OEIS sequences for this: A119748 A277075 A196228 A253238 A276711

In the past, I conjectured that all integers >24 can be written as perfect power (0 and 1 are not counted as perfect power) + prime, I tested dozens of numbers, and I found many numbers having only one way to write:

Code:
6 = 4 + 2
7 = 4 + 3
9 = 4 + 5
10 = 8 + 2
12 = 9 + 3
13 = 8 + 5
14 = 9 + 5
16 = 9 + 7
17 = 4 + 13
18 = 16 + 2
20 = 9 + 11
22 = 9 + 13
25 = 8 + 17
26 = 9 + 17
31 = 8 + 23
36 = 25 + 11
42 = 25 + 17
48 = 25 + 23
58 = 27 + 31
60 = 49 + 11
64 = 27 + 37
74 = 27 + 47
76 = 9 + 67
82 = 9 + 73
85 = 32 + 53
90 = 49 + 41
114 = 25 + 89
120 = 49 + 71
127 = 125 + 2
170 = 81 + 89
193 = 36 + 157
196 = 125 + 71
202 = 9 + 193
214 = 125 + 89
324 = 125 + 199
328 = 225 + 103
331 = 324 + 7
370 = 243 + 127
412 = 81 + 331
505 = 324 + 181
562 = 225 + 337
676 = 243 + 433
706 = 243 + 463
730 = 243 + 487
799 = 576 + 223
841 = 32 + 809
1024 = 27 + 997
1087 = 36 + 1051
1204 = 81 + 1123
1243 = 324 + 919
1681 = 128 + 1553
1849 = 128 + 1721
2146 = 9 + 2137
2293 = 1296 + 997
2986 = 125 + 2861
3319 = 128 + 3191
10404 = 343 + 10061
46656 = 46225 + 431
52900 = 35937 + 16963
(I checked all numbers <= 52900, the OEIS reference shows that 112896 and 122500 are also such numbers, but not all smaller numbers are checked by me, however, due to the OEIS reference, all smaller missed numbers must be primes)

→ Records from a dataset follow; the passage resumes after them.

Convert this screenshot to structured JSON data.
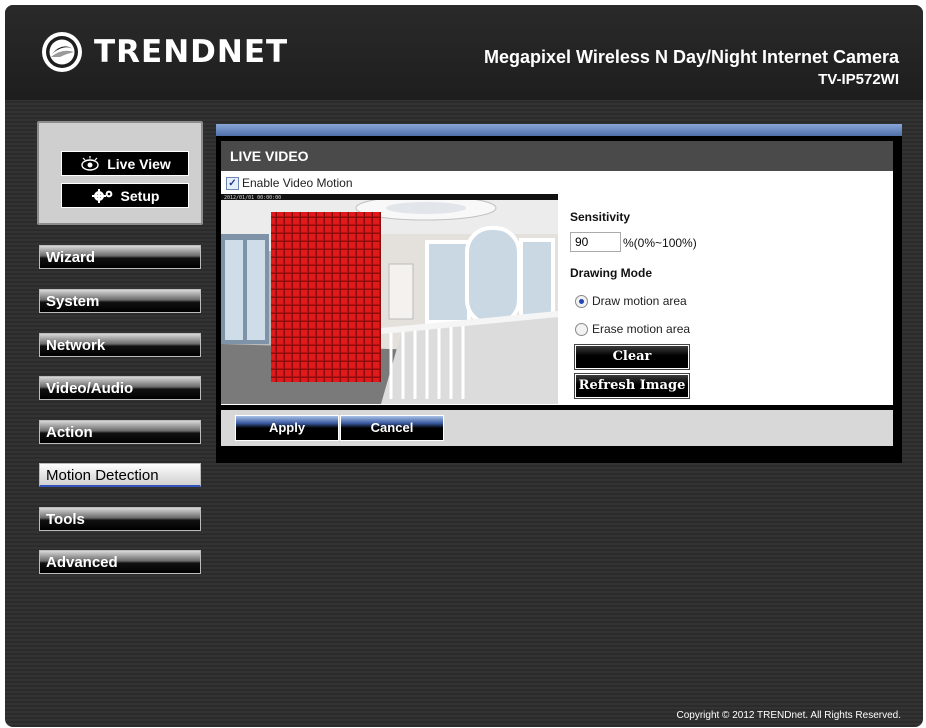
{
  "header": {
    "logo_text": "TRENDNET",
    "product_title": "Megapixel Wireless N Day/Night Internet Camera",
    "model": "TV-IP572WI"
  },
  "top_buttons": {
    "live_view": "Live View",
    "setup": "Setup"
  },
  "nav": {
    "items": [
      {
        "label": "Wizard"
      },
      {
        "label": "System"
      },
      {
        "label": "Network"
      },
      {
        "label": "Video/Audio"
      },
      {
        "label": "Action"
      },
      {
        "label": "Motion Detection",
        "active": true
      },
      {
        "label": "Tools"
      },
      {
        "label": "Advanced"
      }
    ]
  },
  "panel": {
    "title": "LIVE VIDEO",
    "enable_label": "Enable Video Motion",
    "enable_checked": true,
    "sensitivity_label": "Sensitivity",
    "sensitivity_value": "90",
    "sensitivity_range": "%(0%~100%)",
    "drawing_mode_label": "Drawing Mode",
    "draw_option": "Draw motion area",
    "erase_option": "Erase motion area",
    "selected_mode": "Draw motion area",
    "clear_label": "Clear",
    "refresh_label": "Refresh Image"
  },
  "actions": {
    "apply": "Apply",
    "cancel": "Cancel"
  },
  "footer": {
    "copyright": "Copyright © 2012 TRENDnet. All Rights Reserved."
  },
  "colors": {
    "accent_blue": "#4e6fa8",
    "motion_red": "#e01a1a"
  }
}
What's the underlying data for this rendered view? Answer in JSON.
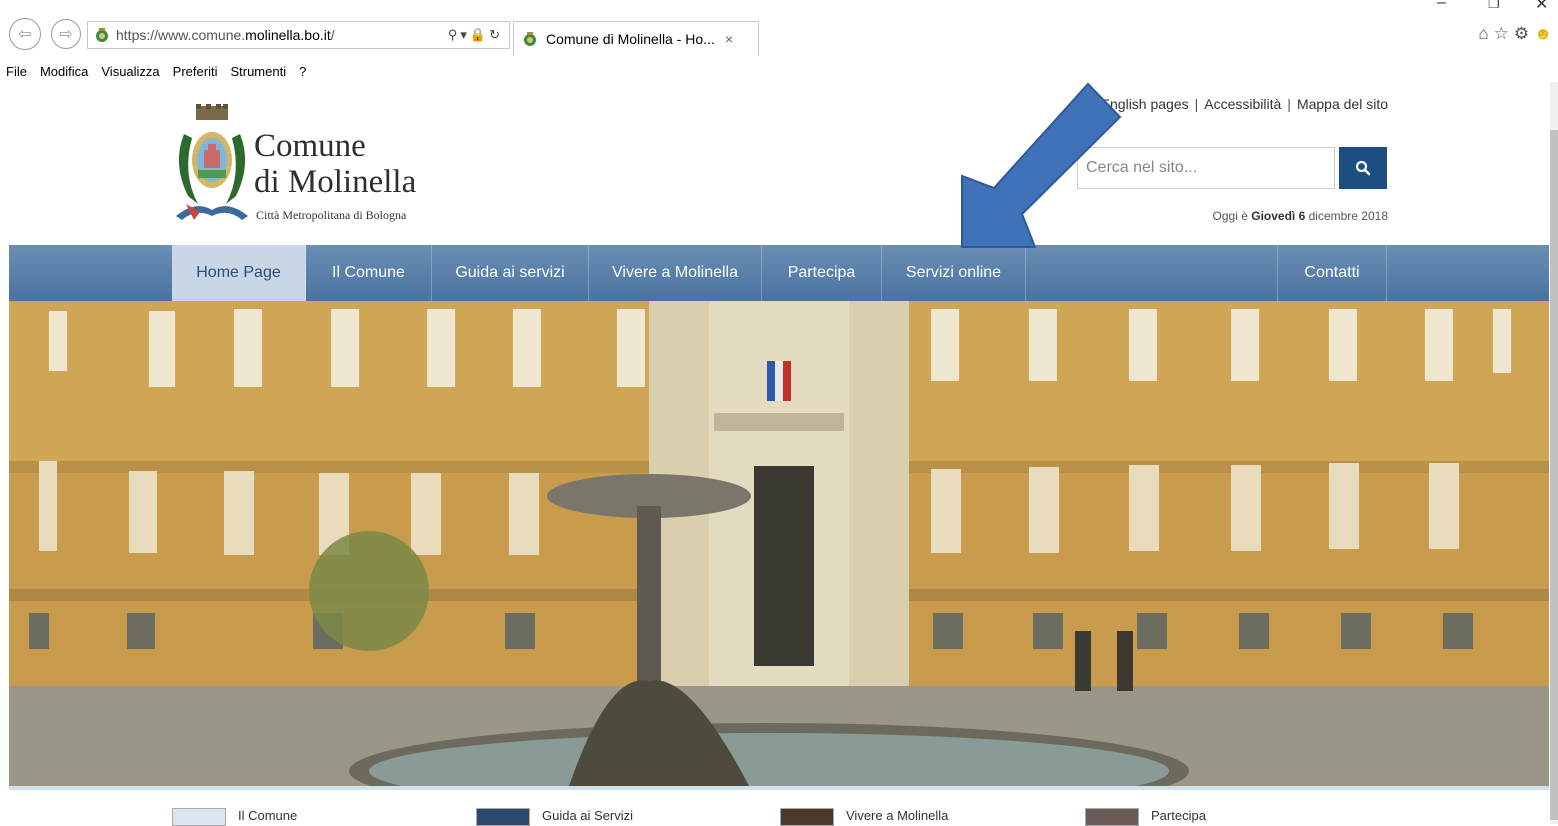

but I don't know why my conjecture fails at the number 1549, also 1771561 is another counterexample, it is known (checked by others), my conjecture works at all numbers <= 10^10 except 1549 and 1771561 (the small numbers cannot be written as this way is 1, 2, 3, 4, 5, 8, 24, thus the set of all numbers which cannot be written as this way is (likely) {1, 2, 3, 4, 5, 8, 24, 1549, 1771561}

(if only odd primes are allowed, and the even prime 2 is not allowed, then the set of all numbers is (likely) {1, 2, 3, 4, 5, 6, 8, 10, 18, 24, 127, 1549, 1771561}, the number 127 is interesting as it is the first odd number >3 which is not the sum of power of 2 and a prime)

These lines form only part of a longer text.